Gebete

Stundengebet: Den Herrn allezeit preisen

Das Stundengebet ist fester Bestandteil der katholischen Welt. Schwester Clara Luger von der Abtei Venio erklärt, wie es im Alltag Kraft geben kann.

In den ersten Jahrhunderten der Kirche war eine tägliche Gebetsordnung eine Pflicht der Gemeinden und der einzelnen Gläubigen. © imago images/UIG

"Ich will den HERRN allezeit preisen; immer sei sein Lob in meinem Mund“, heißt es in Psalm 34,2. Dem Tag eine Ordnung und Struktur geben, sich immer wieder rückgebunden wissen dürfen an Gott, der uns geschaffen hat. Ihn über den Sorgen des Tages nicht zu vergessen und auch nicht zu vergessen, dass vieles – weder meine Arbeit noch ich – so wichtig, so bedrängend ist, wie ich es erlebe, dazu hilft mir das Stundengebet. Besonders mache ich diese Erfahrung, wenn ich mich mittags einfach aus der Hektik des Tages ausklinken darf. Aber auch abends ist dieses Erleben oft da, wenn ich die Sorgen, Erlebnisse und Eindrücke des Tages in die Vesper mitbringe und mich mit alldem vor Gott stellen darf.

Beten der Psalmen in fester Ordnung

Trotzdem geht es beim Gotteslob im Stundengebet aber nicht um mein gerade vorherrschendes Fühlen oder meine Wellness, sondern um Gottes Lob. Zu diesem Blick verhelfen mir die Psalmen, die in einer festen Ordnung gebetet werden. Sie enthalten die ganze Spannweite menschlicher Empfindungen und Gefühle. Manchmal kann ich innerlich genau an einen Vers andocken, manchmal überhaupt nicht, aber gerade dann kann es spannend werden, dem nachzulauschen, was die Worte in mir auslösen.

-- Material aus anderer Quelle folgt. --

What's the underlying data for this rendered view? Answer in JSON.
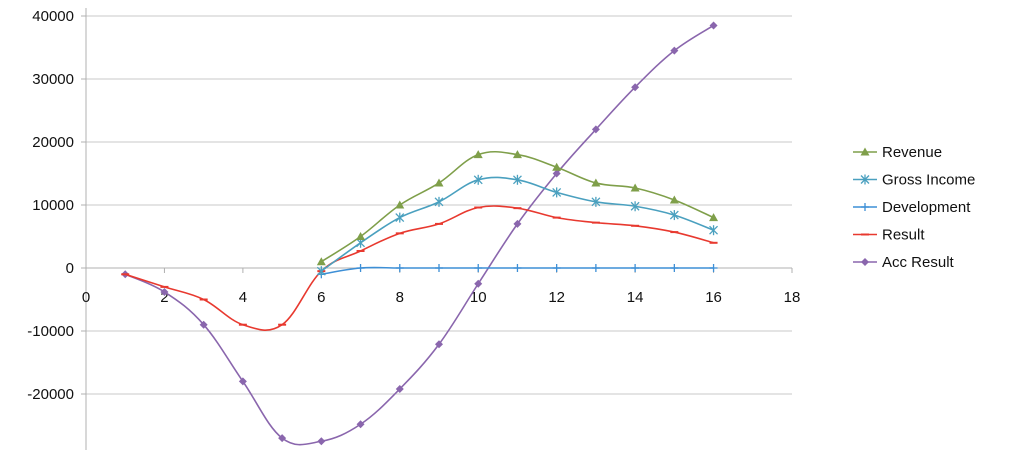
{
  "chart_data": {
    "type": "line",
    "xlim": [
      0,
      18
    ],
    "ylim": [
      -27500,
      40000
    ],
    "x_ticks": [
      0,
      2,
      4,
      6,
      8,
      10,
      12,
      14,
      16,
      18
    ],
    "y_ticks": [
      40000,
      30000,
      20000,
      10000,
      0,
      -10000,
      -20000
    ],
    "grid": "horizontal",
    "legend_position": "right",
    "series": [
      {
        "name": "Revenue",
        "color": "#7f9f4a",
        "marker": "triangle",
        "x": [
          6,
          7,
          8,
          9,
          10,
          11,
          12,
          13,
          14,
          15,
          16
        ],
        "y": [
          1000,
          5000,
          10000,
          13500,
          18000,
          18000,
          16000,
          13500,
          12700,
          10800,
          8000
        ]
      },
      {
        "name": "Gross Income",
        "color": "#4aa0bf",
        "marker": "asterisk",
        "x": [
          6,
          7,
          8,
          9,
          10,
          11,
          12,
          13,
          14,
          15,
          16
        ],
        "y": [
          -500,
          4000,
          8000,
          10500,
          14000,
          14000,
          12000,
          10500,
          9800,
          8400,
          6000
        ]
      },
      {
        "name": "Development",
        "color": "#3d8fd6",
        "marker": "plus",
        "x": [
          6,
          7,
          8,
          9,
          10,
          11,
          12,
          13,
          14,
          15,
          16
        ],
        "y": [
          -1000,
          0,
          0,
          0,
          0,
          0,
          0,
          0,
          0,
          0,
          0
        ]
      },
      {
        "name": "Result",
        "color": "#e8392f",
        "marker": "dash",
        "x": [
          1,
          2,
          3,
          4,
          5,
          6,
          7,
          8,
          9,
          10,
          11,
          12,
          13,
          14,
          15,
          16
        ],
        "y": [
          -1000,
          -3000,
          -5000,
          -9000,
          -9000,
          -500,
          2700,
          5500,
          7000,
          9600,
          9500,
          8000,
          7200,
          6700,
          5700,
          4000
        ]
      },
      {
        "name": "Acc Result",
        "color": "#8a66ad",
        "marker": "diamond",
        "x": [
          1,
          2,
          3,
          4,
          5,
          6,
          7,
          8,
          9,
          10,
          11,
          12,
          13,
          14,
          15,
          16
        ],
        "y": [
          -1000,
          -3800,
          -9000,
          -18000,
          -27000,
          -27500,
          -24800,
          -19200,
          -12100,
          -2500,
          7000,
          15000,
          22000,
          28700,
          34500,
          38500
        ]
      }
    ]
  }
}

Beim Beten des Stundengebets muss ich nicht erst suchen, was ich beten kann, wie ich feiern kann, nein, ich darf mich hineinstellen in den Strom der Beterinnen und Beter auf der ganzen Welt. Mich entlastet das ungemein, dieses Sichaufgehoben-Wissen in einer überörtlichen und überzeitlichen Gemeinschaft. 

Das Stundengebet


Der Gedanke des immerwährenden Gebets wird im Alten und Neuen Testament vielfach benannt (zum Beispiel in Ps 25,15; Lk 18,1; Eph 6,18). In den ersten Jahrhunderten der Kirche war eine tägliche Gebetsordnung eine Pflicht der Gemeinden und der einzelnen Gläubigen. Der Pflicht wurde genügt, wenn die Eckpunkte des Tages (Morgen und Abend sowie Mittag und jeweils dazwischen um die dritte und neunte Stunde nach der antiken Zählung) als Anlass zum Hören auf Gottes Wort und zur Antwort des Gebets angesetzt wurden. Daraus hat sich dann mit einem Gebet des Wartens hin zum Morgen bis zum 6. Jahrhundert nach Christus das bekannte Schema des Stundengebets entwickelt. Ein Gebet zur ersten Tagesstunde und direkt vor der Nachtruhe kamen noch hinzu (Vigil, Prim, Terz, Sext, Non, Vesper, Komplet). 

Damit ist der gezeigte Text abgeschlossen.